Au cours des deux dernières semaines, l’Administration du commerce extérieur a aidé les exportateurs touchés à identifier des marchés alternatifs. L’administration a des représentants dans 55 endroits dans le monde qui travaillent à trouver de nouveaux distributeurs et des clients à long terme.

Au-delà de l’Europe, les exportateurs se tournent vers des marchés tels que l’Inde, où il y a un intérêt croissant pour les dattes israéliennes.
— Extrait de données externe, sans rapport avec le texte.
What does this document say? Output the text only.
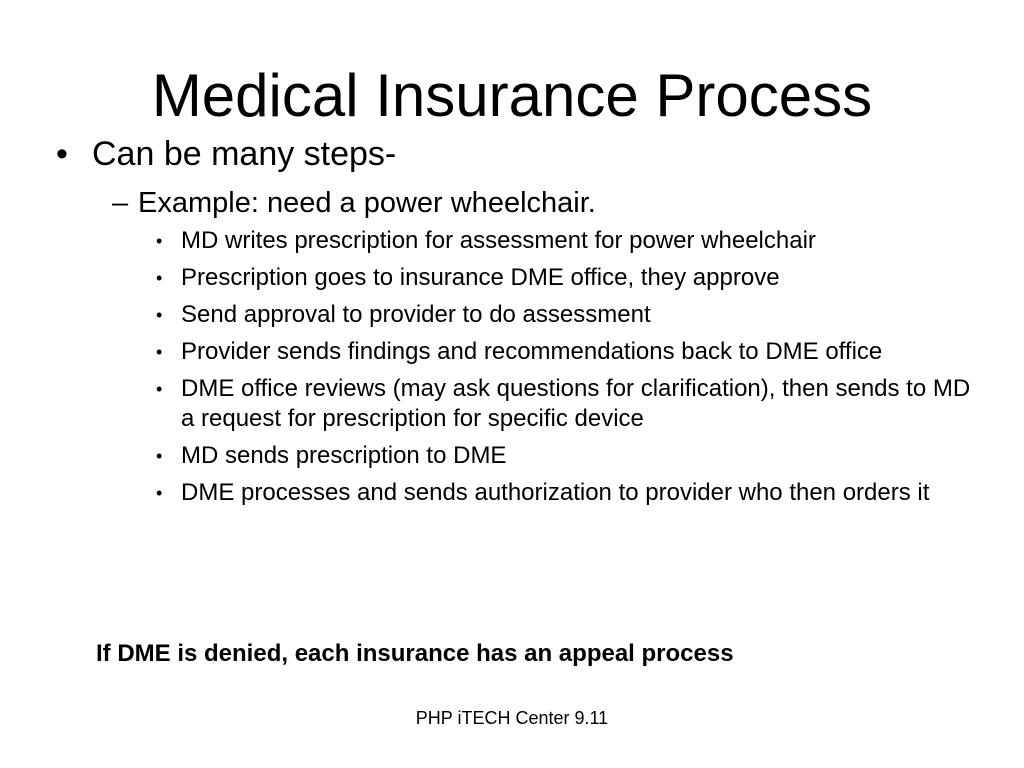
Medical Insurance Process
• Can be many steps-
– Example: need a power wheelchair.
• MD writes prescription for assessment for power wheelchair
• Prescription goes to insurance DME office, they approve
• Send approval to provider to do assessment
• Provider sends findings and recommendations back to DME office
• DME office reviews (may ask questions for clarification), then sends to MD a request for prescription for specific device
• MD sends prescription to DME
• DME processes and sends authorization to provider who then orders it
If DME is denied, each insurance has an appeal process
PHP iTECH Center 9.11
Fisher a également cité les Émirats arabes unis, où les producteurs israéliens peuvent avoir un avantage concurrentiel, ainsi que le Chili et l’Argentine, qui ont montré de l’intérêt pour les produits israéliens.

L’impact direct de la mesure britannique se concentrerait sur les biens plutôt que sur les services, en particulier les produits agricoles frais, a déclaré Fisher. Il a souligné l’industrie israélienne des dattes comme étant particulièrement vulnérable.

« Israël est une puissance de la datte », a déclaré Fisher. « Israël est un acteur majeur sur le marché mondial des dattes. »

Fisher s’attend à ce que le gouvernement britannique commence à mettre en œuvre ses mesures dans « six à neuf mois ». L’Espagne a mis en place un boycott en janvier, tandis que les restrictions néerlandaises entreront en vigueur le 22 septembre.

Le ministère propose également un programme d’aide spécifique pour les exportateurs de Judée-Samarie et du Golan, comprenant des subventions allant jusqu’à 200 000 shekels (66 000 dollars).

Soulignant l’activité commerciale continue entre Israël et la Grande-Bretagne, Fisher a insisté : « Malgré tout le bruit ambiant, quand l’argent parle et qu’il y a des intérêts économiques et concurrentiels, nous continuons.